Co-extinction : le cas du châtaignier d’Amérique et du charançon Curculio caryatrypes.

Avec l’augmentation de la population humaine, qui exige davantage d’espace et de ressources alors même que les deux sont de plus en plus limités, les autres créatures qui occupent la planète disparaissent.

Les gens sont généralement sensibilisés au sort malheureux des animaux les plus gros et les mieux connus tels les oiseaux et les mammifères et aux facteurs qui en sont souvent à l’origine comme la perte d’habitat ou l’introduction d’espèces exotiques. Mais ils ignorent la plupart du temps que beaucoup de créatures plus petites et plus discrètes sont en voie de disparition ou déjà éteintes. Le plus souvent, ces petites bêtes sont menacées d’extinction pour les mêmes raisons que les gros animaux, sauf dans une situation : la co-extinction.

Feuillage.

Feuillage et bogues immatures du châtaignier d’Amérique. Image : Daderot © Domaine public

On parle de co-extinction quand une espèce s’éteint en raison de la disparition d’une autre espèce dont elle est tributaire. Ce phénomène est mal compris, car peu de cas ont été étudiés. Malgré tout, on estime que la co-extinction pourrait devenir une des plus grandes menaces à la biodiversité actuelle en raison du lien très étroit qui unit de nombreux parasites à leurs plantes hôtes et de nombreux insectes aux plantes dont ils se nourrissent. Les effets de la co-extinction ne concernent pas uniquement les insectes et les parasites dépendant des plantes, mais risquent de se répercuter sur les réseaux alimentaires et d’entraîner la disparition d’organismes non reliés directement, mais appartenant à la chaîne de dépendance. Il s’agit d’un problème que l’on devrait prendre très au sérieux.

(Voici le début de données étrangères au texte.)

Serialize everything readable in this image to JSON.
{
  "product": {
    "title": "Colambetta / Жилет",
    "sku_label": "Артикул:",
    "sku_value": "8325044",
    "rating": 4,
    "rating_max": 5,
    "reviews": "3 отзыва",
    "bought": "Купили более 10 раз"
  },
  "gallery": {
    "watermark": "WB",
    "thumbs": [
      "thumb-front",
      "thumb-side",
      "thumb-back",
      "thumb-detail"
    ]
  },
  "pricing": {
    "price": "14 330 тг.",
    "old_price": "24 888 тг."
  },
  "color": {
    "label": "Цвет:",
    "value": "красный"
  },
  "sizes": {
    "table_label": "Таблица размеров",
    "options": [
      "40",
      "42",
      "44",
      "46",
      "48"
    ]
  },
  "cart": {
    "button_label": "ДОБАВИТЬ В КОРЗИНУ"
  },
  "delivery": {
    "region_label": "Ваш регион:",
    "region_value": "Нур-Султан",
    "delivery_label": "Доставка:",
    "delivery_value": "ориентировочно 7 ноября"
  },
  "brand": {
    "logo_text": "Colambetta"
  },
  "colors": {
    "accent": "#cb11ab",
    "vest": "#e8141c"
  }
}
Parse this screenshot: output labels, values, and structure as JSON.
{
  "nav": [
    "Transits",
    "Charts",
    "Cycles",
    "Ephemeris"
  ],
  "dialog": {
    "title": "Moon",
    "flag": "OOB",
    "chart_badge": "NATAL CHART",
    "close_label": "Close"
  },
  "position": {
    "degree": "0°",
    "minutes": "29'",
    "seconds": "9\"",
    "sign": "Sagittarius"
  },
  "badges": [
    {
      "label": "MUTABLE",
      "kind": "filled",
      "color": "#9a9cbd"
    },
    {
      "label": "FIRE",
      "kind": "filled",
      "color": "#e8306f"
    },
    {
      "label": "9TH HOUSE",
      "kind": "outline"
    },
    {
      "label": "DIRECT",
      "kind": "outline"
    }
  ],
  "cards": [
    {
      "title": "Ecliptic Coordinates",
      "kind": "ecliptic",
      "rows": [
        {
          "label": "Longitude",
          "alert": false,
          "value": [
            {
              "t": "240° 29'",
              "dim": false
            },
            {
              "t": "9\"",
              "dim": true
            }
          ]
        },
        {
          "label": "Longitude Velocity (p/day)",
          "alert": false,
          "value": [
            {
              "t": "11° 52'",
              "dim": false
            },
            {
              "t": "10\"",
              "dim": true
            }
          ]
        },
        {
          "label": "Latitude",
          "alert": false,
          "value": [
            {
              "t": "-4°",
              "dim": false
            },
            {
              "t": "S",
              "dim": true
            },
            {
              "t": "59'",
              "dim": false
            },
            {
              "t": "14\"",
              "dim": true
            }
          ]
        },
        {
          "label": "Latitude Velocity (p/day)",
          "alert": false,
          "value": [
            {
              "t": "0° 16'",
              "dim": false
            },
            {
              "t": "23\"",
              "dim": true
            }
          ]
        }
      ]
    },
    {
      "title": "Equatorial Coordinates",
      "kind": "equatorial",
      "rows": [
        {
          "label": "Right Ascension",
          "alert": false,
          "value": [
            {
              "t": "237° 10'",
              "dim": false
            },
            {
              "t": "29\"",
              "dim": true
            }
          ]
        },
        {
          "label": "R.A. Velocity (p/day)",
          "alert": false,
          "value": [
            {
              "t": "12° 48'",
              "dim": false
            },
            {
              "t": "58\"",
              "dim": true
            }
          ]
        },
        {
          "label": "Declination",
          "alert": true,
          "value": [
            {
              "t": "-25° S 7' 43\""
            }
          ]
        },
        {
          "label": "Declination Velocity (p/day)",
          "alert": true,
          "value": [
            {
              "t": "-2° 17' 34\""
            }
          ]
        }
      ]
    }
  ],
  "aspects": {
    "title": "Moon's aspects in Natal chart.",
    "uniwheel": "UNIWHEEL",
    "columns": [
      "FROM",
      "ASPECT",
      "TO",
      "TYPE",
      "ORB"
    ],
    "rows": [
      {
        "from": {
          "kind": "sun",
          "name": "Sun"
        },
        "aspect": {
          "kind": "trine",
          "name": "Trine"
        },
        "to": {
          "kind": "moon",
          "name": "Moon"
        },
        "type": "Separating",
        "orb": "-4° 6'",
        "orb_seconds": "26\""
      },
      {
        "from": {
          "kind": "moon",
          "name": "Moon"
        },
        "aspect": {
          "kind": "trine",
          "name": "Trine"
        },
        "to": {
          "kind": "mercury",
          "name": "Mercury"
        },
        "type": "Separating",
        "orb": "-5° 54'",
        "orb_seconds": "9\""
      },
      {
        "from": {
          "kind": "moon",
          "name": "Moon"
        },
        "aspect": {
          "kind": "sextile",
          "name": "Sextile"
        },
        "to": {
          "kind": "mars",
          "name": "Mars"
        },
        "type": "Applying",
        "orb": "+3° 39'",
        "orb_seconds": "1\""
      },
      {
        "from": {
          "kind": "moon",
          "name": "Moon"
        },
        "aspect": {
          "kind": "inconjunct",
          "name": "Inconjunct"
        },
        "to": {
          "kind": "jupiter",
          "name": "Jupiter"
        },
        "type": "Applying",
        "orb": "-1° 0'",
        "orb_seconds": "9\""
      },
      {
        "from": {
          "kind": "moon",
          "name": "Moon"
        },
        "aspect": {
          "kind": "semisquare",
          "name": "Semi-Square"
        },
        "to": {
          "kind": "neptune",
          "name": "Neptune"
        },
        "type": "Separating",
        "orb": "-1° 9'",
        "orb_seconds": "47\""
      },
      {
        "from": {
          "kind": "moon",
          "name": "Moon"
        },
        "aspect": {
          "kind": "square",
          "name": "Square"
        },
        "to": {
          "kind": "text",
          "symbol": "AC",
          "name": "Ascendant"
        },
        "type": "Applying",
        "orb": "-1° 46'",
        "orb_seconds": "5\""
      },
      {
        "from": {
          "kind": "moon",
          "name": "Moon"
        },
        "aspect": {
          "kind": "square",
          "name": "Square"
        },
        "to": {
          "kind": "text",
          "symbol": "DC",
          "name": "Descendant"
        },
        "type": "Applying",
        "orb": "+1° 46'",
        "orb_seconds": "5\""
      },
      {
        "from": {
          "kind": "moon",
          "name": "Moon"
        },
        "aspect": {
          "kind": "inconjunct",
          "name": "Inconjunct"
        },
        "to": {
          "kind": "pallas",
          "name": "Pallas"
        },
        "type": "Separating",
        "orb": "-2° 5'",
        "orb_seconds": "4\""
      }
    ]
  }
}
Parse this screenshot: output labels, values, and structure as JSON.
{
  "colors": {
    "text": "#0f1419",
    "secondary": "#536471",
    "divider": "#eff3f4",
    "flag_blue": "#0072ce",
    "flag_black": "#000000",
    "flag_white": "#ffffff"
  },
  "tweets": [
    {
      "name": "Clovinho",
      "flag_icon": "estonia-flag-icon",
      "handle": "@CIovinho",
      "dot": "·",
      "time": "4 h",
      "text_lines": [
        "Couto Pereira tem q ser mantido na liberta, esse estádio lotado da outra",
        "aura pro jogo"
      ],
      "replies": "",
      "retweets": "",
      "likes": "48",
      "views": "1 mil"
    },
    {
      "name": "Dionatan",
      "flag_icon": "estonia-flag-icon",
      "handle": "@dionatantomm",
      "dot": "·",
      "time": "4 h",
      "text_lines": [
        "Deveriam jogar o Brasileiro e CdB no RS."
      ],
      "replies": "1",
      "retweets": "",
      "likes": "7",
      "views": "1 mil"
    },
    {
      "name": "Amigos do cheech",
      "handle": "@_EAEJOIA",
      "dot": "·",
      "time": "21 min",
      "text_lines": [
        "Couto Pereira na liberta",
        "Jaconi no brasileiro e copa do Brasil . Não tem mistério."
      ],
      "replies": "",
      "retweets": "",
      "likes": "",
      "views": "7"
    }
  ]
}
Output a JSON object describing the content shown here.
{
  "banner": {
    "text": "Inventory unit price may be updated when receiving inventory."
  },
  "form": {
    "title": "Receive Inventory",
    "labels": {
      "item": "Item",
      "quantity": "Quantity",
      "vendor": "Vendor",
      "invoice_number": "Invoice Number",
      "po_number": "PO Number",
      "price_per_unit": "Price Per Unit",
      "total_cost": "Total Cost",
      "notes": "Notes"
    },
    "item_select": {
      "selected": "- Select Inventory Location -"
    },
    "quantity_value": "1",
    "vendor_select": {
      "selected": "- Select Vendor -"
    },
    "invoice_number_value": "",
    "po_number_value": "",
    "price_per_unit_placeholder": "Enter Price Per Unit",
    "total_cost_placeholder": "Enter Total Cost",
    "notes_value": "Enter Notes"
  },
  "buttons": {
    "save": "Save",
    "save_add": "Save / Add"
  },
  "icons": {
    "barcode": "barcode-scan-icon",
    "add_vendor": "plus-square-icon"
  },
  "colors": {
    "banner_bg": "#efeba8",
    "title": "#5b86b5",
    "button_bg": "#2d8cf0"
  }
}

Deux hommes au pied d’immenses arbres.

Photo spectaculaire de châtaigniers d’Amérique prise en 1910 en Caroline du Nord. On a surnommé ces arbres gigantesques les « séquoias de l’est ». Avec la gracieuse permission de la Forest History Society, Durham, Caroline du Nord, États-Unis.

Examinons le cas du châtaignier d’Amérique Castanea dentata. Au tournant du XXe siècle, Castanea dentata était l’une des essences les plus répandues des forêts de l’est de l’Amérique du Nord. À pleine maturité, l’arbre atteignait une hauteur de 30 m et un diamètre de plus de 3 m. On l’appelait le « séquoia de l’est ».

En 1904, un champignon pathogène, Cryphonectria parasitica, ou chancre du châtaignier, a été introduit au parc zoologique de la ville de New York (aujourd’hui le zoo Bronx). En quelques décennies, ce parasite s’est rapidement répandu dans tout l’est des États-Unis, y éliminant la presque totalité des châtaigniers.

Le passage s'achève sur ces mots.